The same thing we do every night, Pinky. Try to take over the world!
Yep, that’s the guy we’re talking about. Take it away, Vulture:
Josh Karp’s new book, Orson Welles’s Last Movie: The Making of The Other Side of the Wind contains a marvelous, little-known story about the legendary filmmaker’s involvement in a high-end mid-1970s pornographic film. Welles, wrote Karp, “wound up editing a hard-core lesbian shower scene that he couldn’t resist cutting in Wellesian fashion with low camera angles and other trademark flair.”
3 A.M. was directed by Gary Graver, Welles’s cinematographer on The Other Side of the Wind. (The productions have several crew members in common.) It is the gloomy story of a dysfunctional family: Elaine and Mark are married with two kids, and share their California home with Elaine’s sister, Kate — played by Georgina Spelvin, who appeared in 1973’s classic Devil and Miss Jones. The opening minutes, suffused with a great deal of moaning, are a vivid demonstration of Mark and Elaine‘s healthy sex life. Welles’s presence in the editing suite was owed to his own impatience.

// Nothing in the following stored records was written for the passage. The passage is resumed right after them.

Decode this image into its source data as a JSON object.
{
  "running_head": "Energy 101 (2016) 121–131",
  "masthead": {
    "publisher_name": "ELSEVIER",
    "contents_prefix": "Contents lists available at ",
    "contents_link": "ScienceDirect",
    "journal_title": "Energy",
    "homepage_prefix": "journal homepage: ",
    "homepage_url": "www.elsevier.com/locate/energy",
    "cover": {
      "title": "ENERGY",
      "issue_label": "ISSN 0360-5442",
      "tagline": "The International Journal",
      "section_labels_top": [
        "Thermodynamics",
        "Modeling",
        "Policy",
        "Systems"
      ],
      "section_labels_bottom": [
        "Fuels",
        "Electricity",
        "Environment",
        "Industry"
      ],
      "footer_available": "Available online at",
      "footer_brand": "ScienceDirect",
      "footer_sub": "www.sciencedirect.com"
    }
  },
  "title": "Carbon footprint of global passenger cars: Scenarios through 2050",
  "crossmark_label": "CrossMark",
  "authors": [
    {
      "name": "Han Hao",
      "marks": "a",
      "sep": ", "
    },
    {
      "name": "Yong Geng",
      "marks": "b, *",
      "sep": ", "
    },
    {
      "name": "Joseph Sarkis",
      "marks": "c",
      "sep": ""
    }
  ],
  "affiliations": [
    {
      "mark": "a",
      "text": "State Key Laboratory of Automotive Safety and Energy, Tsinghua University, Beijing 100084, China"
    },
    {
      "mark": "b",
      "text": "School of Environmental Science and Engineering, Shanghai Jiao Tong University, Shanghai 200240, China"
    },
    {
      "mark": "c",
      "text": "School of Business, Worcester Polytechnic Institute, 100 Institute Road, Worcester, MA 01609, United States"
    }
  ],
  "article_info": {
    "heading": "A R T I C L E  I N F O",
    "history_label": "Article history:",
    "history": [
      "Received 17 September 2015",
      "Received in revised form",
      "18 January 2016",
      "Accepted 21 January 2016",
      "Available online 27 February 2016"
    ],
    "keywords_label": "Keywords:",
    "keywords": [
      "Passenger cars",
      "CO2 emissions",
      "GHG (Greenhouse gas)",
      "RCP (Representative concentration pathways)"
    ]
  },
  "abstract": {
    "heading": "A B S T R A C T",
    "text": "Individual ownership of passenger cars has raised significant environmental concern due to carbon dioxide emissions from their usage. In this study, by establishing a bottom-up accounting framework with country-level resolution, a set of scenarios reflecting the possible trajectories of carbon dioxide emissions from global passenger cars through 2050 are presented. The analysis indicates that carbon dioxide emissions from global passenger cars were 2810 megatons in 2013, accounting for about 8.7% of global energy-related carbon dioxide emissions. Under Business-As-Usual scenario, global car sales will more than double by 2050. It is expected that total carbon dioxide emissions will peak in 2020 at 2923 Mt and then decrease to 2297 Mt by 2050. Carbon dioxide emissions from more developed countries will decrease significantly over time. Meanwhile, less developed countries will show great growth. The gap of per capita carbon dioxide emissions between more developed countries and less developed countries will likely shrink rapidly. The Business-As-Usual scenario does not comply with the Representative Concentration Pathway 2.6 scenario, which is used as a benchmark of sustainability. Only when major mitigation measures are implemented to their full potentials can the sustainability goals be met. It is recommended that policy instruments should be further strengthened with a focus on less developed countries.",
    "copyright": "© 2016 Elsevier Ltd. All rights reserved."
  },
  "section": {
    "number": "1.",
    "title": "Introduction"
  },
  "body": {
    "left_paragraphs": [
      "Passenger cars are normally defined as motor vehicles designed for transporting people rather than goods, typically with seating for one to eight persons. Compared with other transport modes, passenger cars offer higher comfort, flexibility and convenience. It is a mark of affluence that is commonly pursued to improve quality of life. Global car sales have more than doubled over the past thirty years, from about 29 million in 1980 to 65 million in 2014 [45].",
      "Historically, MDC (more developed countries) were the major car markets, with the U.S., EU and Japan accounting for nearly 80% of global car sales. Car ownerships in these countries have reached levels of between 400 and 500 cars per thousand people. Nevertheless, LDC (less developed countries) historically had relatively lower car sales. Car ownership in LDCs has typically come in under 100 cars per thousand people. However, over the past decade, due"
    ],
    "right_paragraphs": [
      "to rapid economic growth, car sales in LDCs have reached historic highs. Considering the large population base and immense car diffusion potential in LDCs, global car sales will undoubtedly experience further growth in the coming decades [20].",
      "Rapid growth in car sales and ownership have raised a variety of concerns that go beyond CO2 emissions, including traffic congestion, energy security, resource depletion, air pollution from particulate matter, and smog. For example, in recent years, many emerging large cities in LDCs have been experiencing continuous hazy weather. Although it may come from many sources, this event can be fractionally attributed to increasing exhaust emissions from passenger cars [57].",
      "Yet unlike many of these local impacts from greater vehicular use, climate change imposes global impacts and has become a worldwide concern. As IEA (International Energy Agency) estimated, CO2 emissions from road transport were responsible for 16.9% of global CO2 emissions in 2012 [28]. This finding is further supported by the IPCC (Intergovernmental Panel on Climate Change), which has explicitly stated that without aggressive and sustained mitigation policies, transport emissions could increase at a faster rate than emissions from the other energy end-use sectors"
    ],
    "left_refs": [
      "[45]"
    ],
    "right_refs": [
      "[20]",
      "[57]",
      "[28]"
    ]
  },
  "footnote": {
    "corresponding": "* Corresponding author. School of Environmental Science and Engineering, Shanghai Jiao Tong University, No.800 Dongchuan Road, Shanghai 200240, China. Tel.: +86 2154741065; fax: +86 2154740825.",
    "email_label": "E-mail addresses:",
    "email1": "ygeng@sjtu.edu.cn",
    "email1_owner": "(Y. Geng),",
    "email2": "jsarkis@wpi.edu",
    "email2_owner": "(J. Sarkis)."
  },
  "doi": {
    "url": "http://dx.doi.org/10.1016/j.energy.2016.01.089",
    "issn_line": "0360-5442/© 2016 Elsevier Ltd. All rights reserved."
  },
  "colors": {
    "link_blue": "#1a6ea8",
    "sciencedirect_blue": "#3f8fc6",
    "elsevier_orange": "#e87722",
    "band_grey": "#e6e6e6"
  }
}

He’d been working with Graver on The Other Side of the Wind, his unfinished project shot over seven years. Alas, Welles didn’t have the budget to pay the crew. To offset this volunteerism, Graver, who had a family to provide for, worked on erotic films. Welles… reciprocated by working without credit on one of Graver’s hard-core films, 3 A.M. Fuming that Graver was busy editing it instead of working on his projects, Welles volunteered to cut a sequence to speed the film’s completion.
The scene is now being referred to as positively “Wellesian,” with low-angle and high-angle shots which recall his earlier works and fun with audio, specifically the moans from the two women, harkening back to Chimes at Midnight. The whole thing is positively bizarre. You know how sometimes we’ll find some singer or band’s long-lost song or album well after they’ve died, like Kurt Cobain’s last Nirvana song popping up for a best-of album nearly two decades after his suicide? Well, this is kind of the same thing for film lovers, except the long-lost Orson Welles scene we found was from a mid-70s adult film, albeit apparently a remarkably well-made one for the era.